L’eau appartient à tous ! Si certains font fi de cette déclaration, elle est pourtant une réalité. Mais il y en a cependant qui s’approprient ce bien commun de l’Humanité sous divers prétextes. Ce qui pose alors la question : quels sont les utilisations, les consommations, qui sont les usages mercantiles ou abusifs hors le respect et le partage que l’on doit à la collectivité ? Ceux que l’on classera dans les mésusages.

On pense tout de suite à des usages personnels, comme le fait de prendre des bains répétés dans la même journée, la piscine individuelle, le lavage répétitif de la voiture, l’arrosage de la pelouse, etc. Cette liste n’étant pas exhaustive ce qui nous amène à penser à des utilisations plus générales mais néanmoins tendancieuses quand à leur justification, l’arrosage de golf est l’un des exemples, mais surtout, c’est l’arrosage agricole qui en premier vient à l’esprit pouvant être individuel ou collectif.

Que l’on ne se méprenne pas, il ne s’agit pas de rejeter le fait d’arroser des plantes nourricières pour mieux les faire pousser, du moins d’en assurer la pousse de façon non aléatoire, mais de savoir ce que l’on doit arroser pour survenir aux besoins réels de nos populations. On entend par là : les besoins de proximité !

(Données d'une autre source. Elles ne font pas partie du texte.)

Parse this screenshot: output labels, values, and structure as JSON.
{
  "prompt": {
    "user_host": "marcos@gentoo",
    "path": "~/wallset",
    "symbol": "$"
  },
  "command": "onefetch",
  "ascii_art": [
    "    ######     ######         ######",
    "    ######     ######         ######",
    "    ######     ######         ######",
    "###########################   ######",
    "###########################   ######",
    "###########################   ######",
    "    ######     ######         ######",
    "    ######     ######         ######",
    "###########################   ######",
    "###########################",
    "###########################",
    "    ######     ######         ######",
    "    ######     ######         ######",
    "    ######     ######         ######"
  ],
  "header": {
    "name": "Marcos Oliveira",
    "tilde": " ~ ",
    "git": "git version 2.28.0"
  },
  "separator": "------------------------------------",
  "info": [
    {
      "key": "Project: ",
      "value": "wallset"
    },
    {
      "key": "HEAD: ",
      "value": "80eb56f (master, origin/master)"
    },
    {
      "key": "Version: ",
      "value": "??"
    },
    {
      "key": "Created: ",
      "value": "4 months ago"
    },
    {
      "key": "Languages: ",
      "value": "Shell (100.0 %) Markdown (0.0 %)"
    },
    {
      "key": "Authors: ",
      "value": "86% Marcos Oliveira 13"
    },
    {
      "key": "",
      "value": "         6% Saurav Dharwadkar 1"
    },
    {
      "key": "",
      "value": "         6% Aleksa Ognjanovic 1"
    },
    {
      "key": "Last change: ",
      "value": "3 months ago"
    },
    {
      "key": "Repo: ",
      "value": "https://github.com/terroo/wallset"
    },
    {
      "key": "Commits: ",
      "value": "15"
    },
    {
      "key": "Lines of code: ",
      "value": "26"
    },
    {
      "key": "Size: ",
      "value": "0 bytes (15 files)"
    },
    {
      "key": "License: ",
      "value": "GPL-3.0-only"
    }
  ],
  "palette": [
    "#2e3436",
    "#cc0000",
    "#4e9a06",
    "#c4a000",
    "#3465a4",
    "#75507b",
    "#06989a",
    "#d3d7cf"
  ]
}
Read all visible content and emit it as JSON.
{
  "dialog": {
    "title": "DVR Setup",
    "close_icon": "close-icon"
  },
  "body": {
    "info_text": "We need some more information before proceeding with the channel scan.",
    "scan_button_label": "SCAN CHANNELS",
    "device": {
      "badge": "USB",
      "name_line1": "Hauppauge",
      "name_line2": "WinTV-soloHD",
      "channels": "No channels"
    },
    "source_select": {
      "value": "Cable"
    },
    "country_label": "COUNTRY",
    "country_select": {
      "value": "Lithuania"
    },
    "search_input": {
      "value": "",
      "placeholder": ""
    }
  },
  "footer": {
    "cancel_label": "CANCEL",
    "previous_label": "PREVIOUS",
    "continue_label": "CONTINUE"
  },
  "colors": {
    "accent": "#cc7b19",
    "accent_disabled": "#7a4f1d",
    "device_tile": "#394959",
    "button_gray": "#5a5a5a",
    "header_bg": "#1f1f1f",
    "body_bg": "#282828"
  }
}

Ce n’est pas d’aujourd’hui que l’on irrigue. Les sumériens au IV avant J.C. avaient déjà utilisé ce moyen pour améliorer leur production d’épeautre en Mésopotamie. Mais c’est aussi l’irrigation qui favorisera la fin de leur civilisation puisque la salinité de l’eau rendra les terres incultes, comme quoi, lorsque l’on force la nature à mauvais escient le retour de bâton est inéluctable. On a donc depuis longtemps irrigué quelques céréales, mais se furent et se sont surtout les cultures maraîchères en Europe, jusqu’à ce qu’arrive le grand boom du maïs, que l’on connaissait toutefois chez nous depuis le XVIème siècle. Ce fut la généralisation de l’ensilage donné aux bêtes de viande et aux vaches laitières qui, dans les années soixante-dix, sera l’un des déclencheurs de l’explosion de la culture de cette plante. Plante qui demande naturellement beaucoup d’eau puisque 40mm tout les dix jours est une moyenne en fonction du terrain, assurant l’exploitant d’avoir d’excellents rendements. Cette demande sera aussi favorisée puisqu’à la même époque on verra l’arrivée de l’enrouleur (le Typhon de Di Palma) facilitant le travail de l’agriculteur. L’arrosage se faisait avant par couverture totale quadrillage de tuyauterie alimentant de petits asperseurs), ou avec quelques pivots que l’on pouvait voir en Beauce, mais surtout dans les Landes. Alors beaucoup d’agriculteurs se mirent aussi au maïs, maïs grain n’ayant pas de bétail et de surcroit dans des zones peu propices comme les plaines calcaires, peu importe, puisque l’on prétendait qu’avec la mondialisation on allait faire disparaître la faim dans le monde en ayant des rendements importants du à l’irrigation. Immense erreur !

Ce fut donc l’inverse, pour en arriver en 2010 aux environs d’un milliard d’habitants de la planète souffrant de la faim. Et l’on doit ceci principalement à l’agriculture subventionnée, l’agrobusiness en bonne part européen. Cela vient du fait que l’on expédie des céréales vers les pays non développés, céréales qui sont vendues en dessous du prix de celles produites localement. Par conséquence, les cultivateurs de ces pays là ne peuvent plus vivre ne vendant pas leurs récoltes. C’est d’ailleurs parmi ces agriculteurs qu’il y a le plus de gens souffrant de la faim. Alors ces malheureux migrent vers les villes où ils ne trouvent pas de travail. Puis en désespoir de cause, partent vers l’Europe. L’Europe qui illico les expulse sans ménagement, alors qu’elle est en partie responsable de leurs misères et souffrances…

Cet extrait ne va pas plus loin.